Was ist so problematisch daran, den richtigen Zeitpunkt für eine Übergabe zu finden?
Das Tagesgeschäft liefert immer wieder die Ausrede. Angesichts der täglichen Herausforderungen, aber auch von Erfolgen und Anerkennung, ist es schlichtweg nicht sexy für einen Unternehmer, sich zur Ruhe zu setzen oder auch nur darüber nachzudenken. Hinzukommt, dass man etwa zehn Jahre veranschlagen muss, um eine erfolgreiche Nachfolge umzusetzen. Gut ist es, wenn Familienangehörige bereit sind, das Ruder zu übernehmen. Aber gerade diese Bereitschaft ist seit Jahren rückläufig. Und selbst wenn der Wille zur Übergabe besteht, heißt das noch nicht, dass der Angehörige auch geeignet ist. Aktuell werden 40 Prozent der Familienunternehmen keinen Nachfolger finden und einfach dichtmachen. Das betrifft vor allem Handwerksbetriebe und Gastronomien.
Wieso ist es so schwer, Nachfolger zu finden?
Dafür gibt es viele Gründe. Unternehmer und die, die es werden wollen, müssen bereit sein, Verantwortung zu übernehmen und zahlreiche Risiken einzugehen. Das scheuen viele, zumal es angesichts des Fachkräftemangels heute zahlreiche lukrative Angestelltenjobs gibt, die viel Freiraum und guten Verdienst bei überschaubarer Verantwortung und geringen Risiken bieten. Der Unternehmerberuf hat in unserer Gesellschaft auch keinen sonderlich guten Ruf. Außerdem werden junge Menschen mit unternehmerischen Ambitionen auch in der Ausbildung – wenn überhaupt zu unternehmerischem Denken – eher zur Gründung von Start-ups bewogen. Dabei gerät völlig aus dem Blick, dass man auch ein bestehendes Unternehmen mit neuen Ideen in die Zukunft führen kann. Schließlich fehlen Nachfolger auch wegen des demografischen Wandels: Es stehen einfach weniger Menschen zur Verfügung.
Wer unterstützt die Unternehmer bei einer erfolgreichen Unternehmensnachfolge?
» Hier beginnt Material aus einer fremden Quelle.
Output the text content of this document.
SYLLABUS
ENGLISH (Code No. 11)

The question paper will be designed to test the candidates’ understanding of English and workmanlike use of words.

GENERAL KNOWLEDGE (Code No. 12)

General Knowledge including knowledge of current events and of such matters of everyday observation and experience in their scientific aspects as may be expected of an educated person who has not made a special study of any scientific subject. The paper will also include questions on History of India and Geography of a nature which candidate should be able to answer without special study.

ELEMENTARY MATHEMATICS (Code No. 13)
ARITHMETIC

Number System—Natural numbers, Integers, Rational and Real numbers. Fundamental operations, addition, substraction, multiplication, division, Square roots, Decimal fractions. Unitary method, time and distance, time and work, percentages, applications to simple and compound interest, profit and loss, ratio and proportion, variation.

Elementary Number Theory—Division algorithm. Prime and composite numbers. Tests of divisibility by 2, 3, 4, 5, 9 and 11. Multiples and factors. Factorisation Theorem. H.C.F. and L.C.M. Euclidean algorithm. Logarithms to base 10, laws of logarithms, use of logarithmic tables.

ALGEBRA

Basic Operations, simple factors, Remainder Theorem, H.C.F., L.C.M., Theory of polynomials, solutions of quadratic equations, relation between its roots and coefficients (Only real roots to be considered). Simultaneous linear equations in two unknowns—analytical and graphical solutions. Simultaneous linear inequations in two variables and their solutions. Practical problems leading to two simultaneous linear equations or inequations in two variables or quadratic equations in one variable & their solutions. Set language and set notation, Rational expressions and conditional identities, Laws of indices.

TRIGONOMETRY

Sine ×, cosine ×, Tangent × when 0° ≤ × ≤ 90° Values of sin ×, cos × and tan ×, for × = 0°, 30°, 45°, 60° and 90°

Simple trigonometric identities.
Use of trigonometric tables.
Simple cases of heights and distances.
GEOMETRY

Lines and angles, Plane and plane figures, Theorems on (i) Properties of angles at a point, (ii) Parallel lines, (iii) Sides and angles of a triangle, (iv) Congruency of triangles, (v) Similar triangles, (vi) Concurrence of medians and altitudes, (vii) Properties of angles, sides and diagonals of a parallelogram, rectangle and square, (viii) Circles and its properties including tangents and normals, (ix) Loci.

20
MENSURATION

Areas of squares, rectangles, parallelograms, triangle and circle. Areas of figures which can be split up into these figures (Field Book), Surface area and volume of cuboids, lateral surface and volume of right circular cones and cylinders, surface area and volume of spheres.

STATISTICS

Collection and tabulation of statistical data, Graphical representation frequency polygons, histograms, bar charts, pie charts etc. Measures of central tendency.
An erster Stelle ist der Unternehmer selbst dafür verantwortlich, sich um das Thema zu kümmern. Dabei geht es nicht nur um die Organisation des verdienten Ruhestandes, sondern auch um die unternehmerische Verantwortung für die Zukunft des Unternehmens und seiner Mitarbeitenden. Unterstützung bieten viele an. Der Übernahmeprozess hat finanzielle, rechtliche und vor allem steuerliche Aspekte, für die es Experten gibt. Banken, Anwälte, Steuerberater und Fachberater für Nachfolge haben ein großes Interesse, Käufer und Verkäufer zu ihrer Klientel zählen zu können. Es entspricht ihrem Geschäftsmodell. Darüber hinaus sehen sich Branchenverbände, Industrie- und Handelskammern sowie die Handwerkskammern in der Verantwortung, ihren Mitgliedern Unterstützung anzubieten. Es mangelt nicht an Beratungsangeboten und haben sich Käufer und Verkäufer erst einmal getroffen, ist die Nachfolge zwar noch nicht geschafft, aber auf einem guten Weg. Der Engpass ist das Matching: Verkäufer findet Nachfolger.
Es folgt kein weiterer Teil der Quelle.